So glaubwürdig und grün sehen sich deutsche Journalisten
Die TU Dortmund hat in der Zeit von März bis Juni Journalisten, Politiker und Mediennutzer für eine Journalismusstudie befragt. Dabei ging es schwerpunktmäßig um Berufsverständnis, Selbstwahrnehmung, aber auch Fremdwahrnehmung von Journalisten in Deutschland.
Im Ergebnis zeigt sich, dass die Vorstellungen dieser Gruppen, was Journalismus grundsätzlich leisten sollte, relativ deckungsgleich sind. In der Beurteilung, inwieweit deutsche Journalisten diesen gerecht werden, weichen die Medienschaffenden selbst, das Publikum und befragte Politiker zum Teil deutlich voneinander ab.
Wer wurde für die Untersuchung befragt?
Zwischen 8. März und 14. Juni hat ein Forschungsteam der TU Dortmund 525 Journalisten befragt – 54 Prozent männlich, 45 Prozent weiblich und ein Prozent, das „divers“ als Geschlecht anführte. Von den Befragten verfügte mit 47 Prozent fast die Hälfte über eine Berufserfahrung von mehr als 20 Jahren.
Etwa 40 Prozent arbeiteten beim öffentlich-rechtlichen Rundfunk, 61 Prozent bei einem privatwirtschaftlichen Medium. Weitere fünf Prozent gaben ab, für ein auf sonstige Weise finanziertes Projekt tätig zu sein. Dazu gehören etwa genossenschaftlich organisierte oder durch Crowdfunding, Stiftungen oder Spenden finanzierte Medien. Mehrfachnennungen waren möglich.

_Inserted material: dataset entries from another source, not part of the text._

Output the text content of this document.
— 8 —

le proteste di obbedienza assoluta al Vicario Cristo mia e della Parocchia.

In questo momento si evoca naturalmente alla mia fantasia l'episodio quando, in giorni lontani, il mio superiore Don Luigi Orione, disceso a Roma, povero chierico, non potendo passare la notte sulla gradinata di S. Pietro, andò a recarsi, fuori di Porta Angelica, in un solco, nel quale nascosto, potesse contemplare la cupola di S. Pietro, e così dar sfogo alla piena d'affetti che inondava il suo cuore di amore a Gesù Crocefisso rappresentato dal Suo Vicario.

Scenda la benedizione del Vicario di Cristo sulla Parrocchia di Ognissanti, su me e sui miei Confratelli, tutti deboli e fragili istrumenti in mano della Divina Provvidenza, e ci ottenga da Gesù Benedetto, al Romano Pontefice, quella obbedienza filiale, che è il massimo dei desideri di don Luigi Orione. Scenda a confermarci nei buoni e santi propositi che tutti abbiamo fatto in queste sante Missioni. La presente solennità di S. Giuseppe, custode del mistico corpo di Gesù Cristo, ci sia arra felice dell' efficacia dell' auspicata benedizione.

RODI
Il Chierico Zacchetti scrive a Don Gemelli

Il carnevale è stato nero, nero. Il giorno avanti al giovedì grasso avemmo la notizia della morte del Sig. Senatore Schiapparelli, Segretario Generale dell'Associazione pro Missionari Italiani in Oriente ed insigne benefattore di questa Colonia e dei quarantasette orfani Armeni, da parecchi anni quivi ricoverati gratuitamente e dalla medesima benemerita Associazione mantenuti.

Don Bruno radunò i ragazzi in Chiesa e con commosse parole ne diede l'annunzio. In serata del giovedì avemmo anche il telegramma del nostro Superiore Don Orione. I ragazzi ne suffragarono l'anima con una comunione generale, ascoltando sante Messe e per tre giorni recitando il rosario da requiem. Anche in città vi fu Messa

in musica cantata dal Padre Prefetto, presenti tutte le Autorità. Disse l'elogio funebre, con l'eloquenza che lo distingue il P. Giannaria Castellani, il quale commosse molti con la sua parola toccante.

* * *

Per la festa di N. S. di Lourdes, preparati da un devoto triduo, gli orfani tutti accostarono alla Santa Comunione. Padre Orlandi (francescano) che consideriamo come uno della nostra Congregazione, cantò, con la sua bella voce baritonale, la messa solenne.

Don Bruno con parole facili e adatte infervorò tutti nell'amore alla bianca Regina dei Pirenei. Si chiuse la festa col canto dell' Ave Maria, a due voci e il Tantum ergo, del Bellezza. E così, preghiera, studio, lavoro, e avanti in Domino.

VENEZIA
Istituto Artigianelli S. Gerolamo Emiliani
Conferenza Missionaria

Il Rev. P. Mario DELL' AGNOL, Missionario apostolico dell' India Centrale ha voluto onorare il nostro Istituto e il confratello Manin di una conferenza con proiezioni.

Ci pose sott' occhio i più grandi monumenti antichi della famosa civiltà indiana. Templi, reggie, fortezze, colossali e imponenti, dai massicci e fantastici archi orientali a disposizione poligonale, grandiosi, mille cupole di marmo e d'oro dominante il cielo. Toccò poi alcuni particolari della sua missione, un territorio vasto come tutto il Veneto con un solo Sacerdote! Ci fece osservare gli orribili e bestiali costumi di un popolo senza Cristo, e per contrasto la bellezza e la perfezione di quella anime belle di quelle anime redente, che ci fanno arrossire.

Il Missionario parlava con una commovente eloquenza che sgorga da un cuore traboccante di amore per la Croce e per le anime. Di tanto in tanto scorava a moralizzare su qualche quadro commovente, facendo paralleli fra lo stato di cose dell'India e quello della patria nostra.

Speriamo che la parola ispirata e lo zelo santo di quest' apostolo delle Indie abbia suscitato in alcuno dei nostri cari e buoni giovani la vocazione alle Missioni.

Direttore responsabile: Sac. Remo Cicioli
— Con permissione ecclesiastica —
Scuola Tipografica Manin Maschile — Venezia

Von den befragten Journalisten gaben rund 74 Prozent an, den Journalismus in Deutschland grundsätzlich für glaubwürdig zu halten. Weitere 24 Prozent erklärten, dies sei zumindest teilweise der Fall. Nur etwa drei Prozent gaben an, dieser wäre eher oder vollständig unglaubwürdig. Differenzen auf 100 Prozent ergaben sich durch Rundung.
Journalismus in Deutschland noch grüner als von Journalisten selbst erwartet
Die Frage, ob man Nachrichten in Deutschland meist vertrauen könne, bejahten 82 Prozent. 14 Prozent stimmten der Aussage teilweise und vier Prozent nicht zu. Differenzen zwischen den Einschätzungen deutscher Journalisten bezüglich ihres Berufsstandes und der tatsächlichen Lage zeigten sich bereits bei der Frage nach parteipolitischen Präferenzen.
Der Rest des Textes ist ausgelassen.